>In a /partial/ sense, it can. IE sometimes people's relationships
...individual interactions between people can't account for the whole of the culture. The presnt there is, at present, no culture which, as a whole is constructed to deliberately foster the cooperative interaction of its components. There is certainly no culture presently active which fosters the principle of cooperation with other cultures.
> Too absolutist, man. If the few have always benefited at the expense
> of the many, then the many should get progressively worse off as
> goes by, predicting that most people in modern Britain (say) should
> have less food/property/freedom than most people x-hundred years
...you're restricting your consideration to a particular geographical area. We MUST consider the world as an whole, because our actions within cultures effect the world as a whole. Right now the gap between the few [who have much - more than ever before] is bigger than at any previous time [to our knowledge] than has ever previously been the case.

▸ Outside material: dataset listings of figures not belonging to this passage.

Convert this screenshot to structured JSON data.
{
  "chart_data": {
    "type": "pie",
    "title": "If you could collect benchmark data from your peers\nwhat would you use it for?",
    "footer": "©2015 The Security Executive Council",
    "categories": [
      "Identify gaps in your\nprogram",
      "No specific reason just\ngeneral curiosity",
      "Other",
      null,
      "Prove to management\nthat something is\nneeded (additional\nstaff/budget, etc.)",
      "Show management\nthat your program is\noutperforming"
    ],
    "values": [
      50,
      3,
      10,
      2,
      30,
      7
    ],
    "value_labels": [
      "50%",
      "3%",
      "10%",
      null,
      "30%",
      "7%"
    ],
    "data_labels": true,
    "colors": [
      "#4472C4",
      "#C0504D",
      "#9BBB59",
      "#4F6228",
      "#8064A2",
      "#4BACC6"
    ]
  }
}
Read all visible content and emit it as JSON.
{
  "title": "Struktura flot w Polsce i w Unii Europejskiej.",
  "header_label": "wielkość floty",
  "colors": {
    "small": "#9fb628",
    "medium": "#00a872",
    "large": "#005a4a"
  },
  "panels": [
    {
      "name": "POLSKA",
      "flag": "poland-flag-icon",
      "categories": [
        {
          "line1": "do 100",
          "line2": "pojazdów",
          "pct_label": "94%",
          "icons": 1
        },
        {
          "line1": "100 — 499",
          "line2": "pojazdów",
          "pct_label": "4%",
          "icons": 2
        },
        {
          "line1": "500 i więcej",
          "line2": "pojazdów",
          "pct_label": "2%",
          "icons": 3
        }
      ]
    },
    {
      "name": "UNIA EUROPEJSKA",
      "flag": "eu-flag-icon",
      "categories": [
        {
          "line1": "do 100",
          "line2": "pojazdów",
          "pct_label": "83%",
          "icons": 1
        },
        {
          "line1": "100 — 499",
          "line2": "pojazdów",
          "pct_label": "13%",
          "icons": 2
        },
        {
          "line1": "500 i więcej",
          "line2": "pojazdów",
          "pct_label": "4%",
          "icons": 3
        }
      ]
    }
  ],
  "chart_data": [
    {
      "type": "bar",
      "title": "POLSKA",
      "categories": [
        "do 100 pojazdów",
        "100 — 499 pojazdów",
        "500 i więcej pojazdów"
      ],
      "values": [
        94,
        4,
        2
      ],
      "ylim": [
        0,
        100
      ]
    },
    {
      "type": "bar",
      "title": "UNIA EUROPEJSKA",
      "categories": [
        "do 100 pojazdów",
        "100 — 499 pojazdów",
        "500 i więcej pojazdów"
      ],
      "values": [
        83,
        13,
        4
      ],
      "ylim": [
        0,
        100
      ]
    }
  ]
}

> Erm, and I reckon most people now/here have better access to food,
> better medicines, better life expectancy/quality than they did in
> middle ages.
...where is "here"? Globally, this is not the case. Granted, the populations of certain areas of the world have access to all sorts of unutterably fantastic things, but this comes at the cost of people not "here". If it's far enough away, we generally don't give a damn - out of sight, out of mind.

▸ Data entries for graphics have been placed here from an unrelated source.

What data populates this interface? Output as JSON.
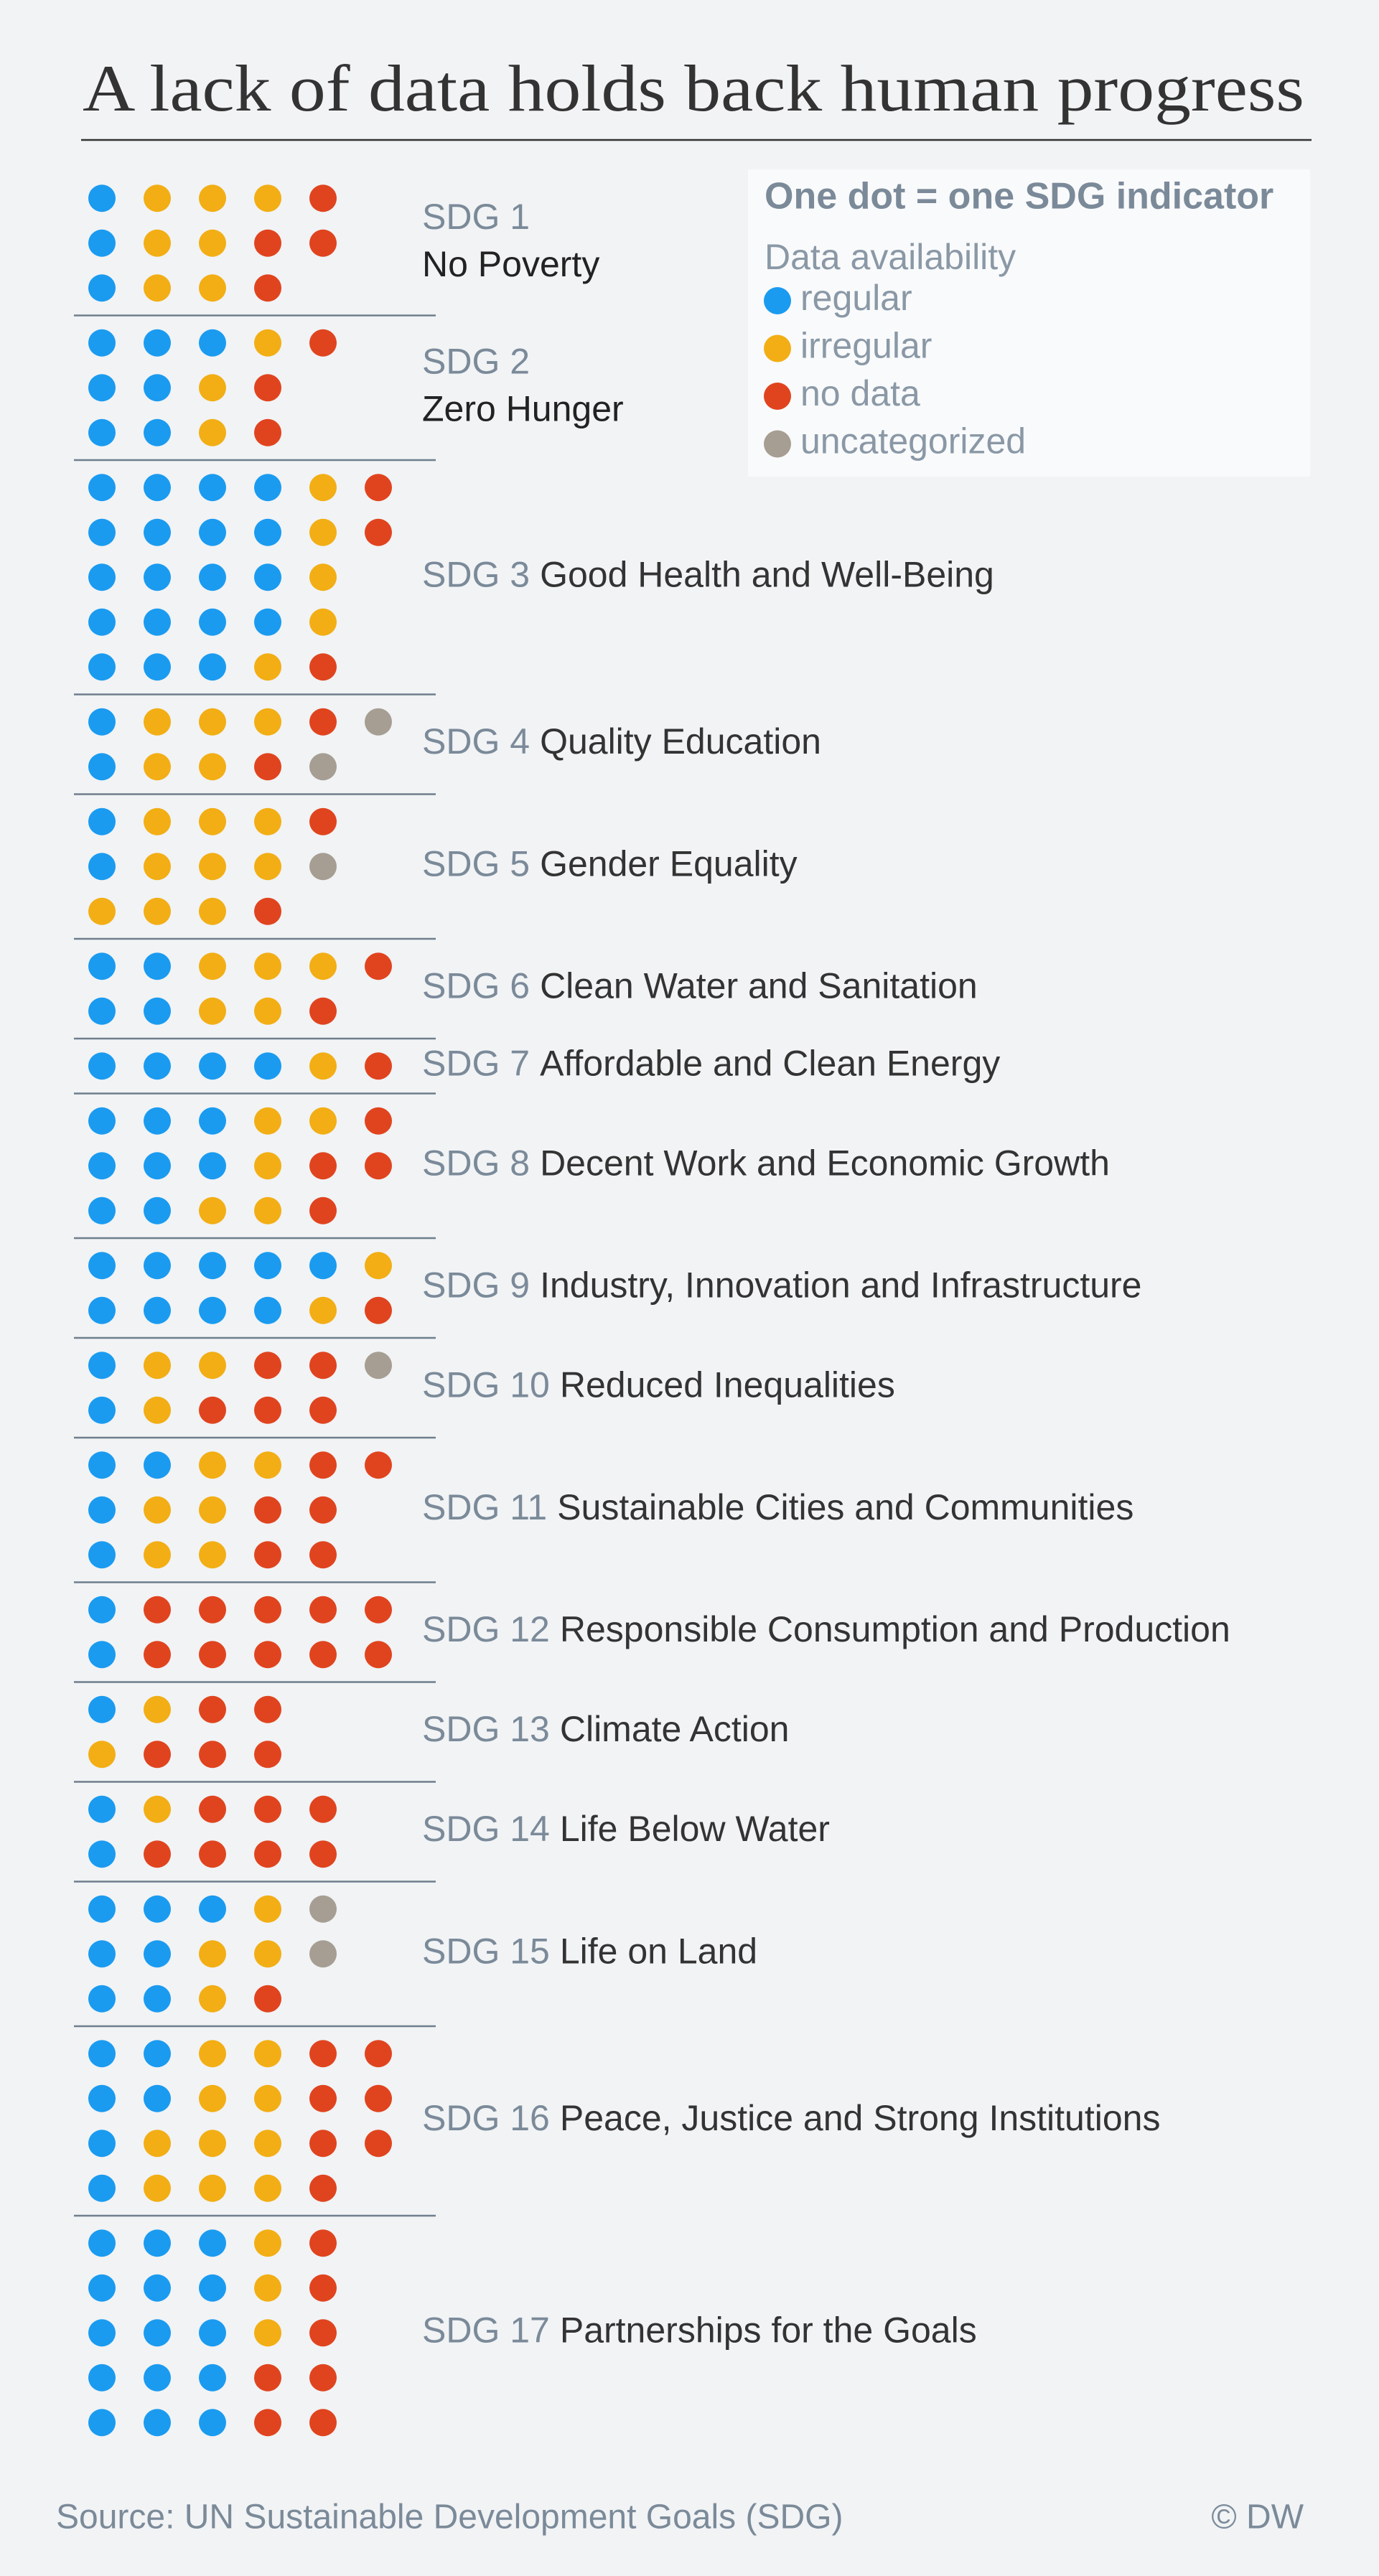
{
  "chart_data": {
    "type": "unit-dot",
    "title": "A lack of data holds back human progress",
    "legend_title": "One dot = one SDG indicator",
    "legend_subtitle": "Data availability",
    "categories": [
      "SDG 1",
      "SDG 2",
      "SDG 3",
      "SDG 4",
      "SDG 5",
      "SDG 6",
      "SDG 7",
      "SDG 8",
      "SDG 9",
      "SDG 10",
      "SDG 11",
      "SDG 12",
      "SDG 13",
      "SDG 14",
      "SDG 15",
      "SDG 16",
      "SDG 17"
    ],
    "goal_names": [
      "No Poverty",
      "Zero Hunger",
      "Good Health and Well-Being",
      "Quality Education",
      "Gender Equality",
      "Clean Water and Sanitation",
      "Affordable and Clean Energy",
      "Decent Work and Economic Growth",
      "Industry, Innovation and Infrastructure",
      "Reduced Inequalities",
      "Sustainable Cities and Communities",
      "Responsible Consumption and Production",
      "Climate Action",
      "Life Below Water",
      "Life on Land",
      "Peace, Justice and Strong Institutions",
      "Partnerships for the Goals"
    ],
    "series": [
      {
        "name": "regular",
        "color": "#1a9bf0",
        "values": [
          3,
          7,
          19,
          2,
          2,
          4,
          4,
          8,
          9,
          2,
          4,
          2,
          1,
          2,
          7,
          6,
          15
        ]
      },
      {
        "name": "irregular",
        "color": "#f2ae14",
        "values": [
          7,
          3,
          5,
          5,
          9,
          5,
          1,
          5,
          2,
          3,
          6,
          0,
          2,
          1,
          4,
          10,
          3
        ]
      },
      {
        "name": "no data",
        "color": "#e0441e",
        "values": [
          4,
          3,
          3,
          2,
          2,
          2,
          1,
          4,
          1,
          5,
          6,
          10,
          5,
          7,
          1,
          7,
          7
        ]
      },
      {
        "name": "uncategorized",
        "color": "#a69e93",
        "values": [
          0,
          0,
          0,
          2,
          1,
          0,
          0,
          0,
          0,
          1,
          0,
          0,
          0,
          0,
          2,
          0,
          0
        ]
      }
    ],
    "source": "Source: UN Sustainable Development Goals (SDG)",
    "credit": "© DW"
  }
}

If the many now have more than they did back in the day,
> then surely they're gaining from The Deal, in which case there's at
> least partial symbiosis going on somewhere.
...some cultures function effectively as units to extract materials from other cultures. The units of a dmoniator culture may act together - agreed, in partial symbiosis - with particular goals in mind, but on a larger scale humyn organisms are not encouraged to act together.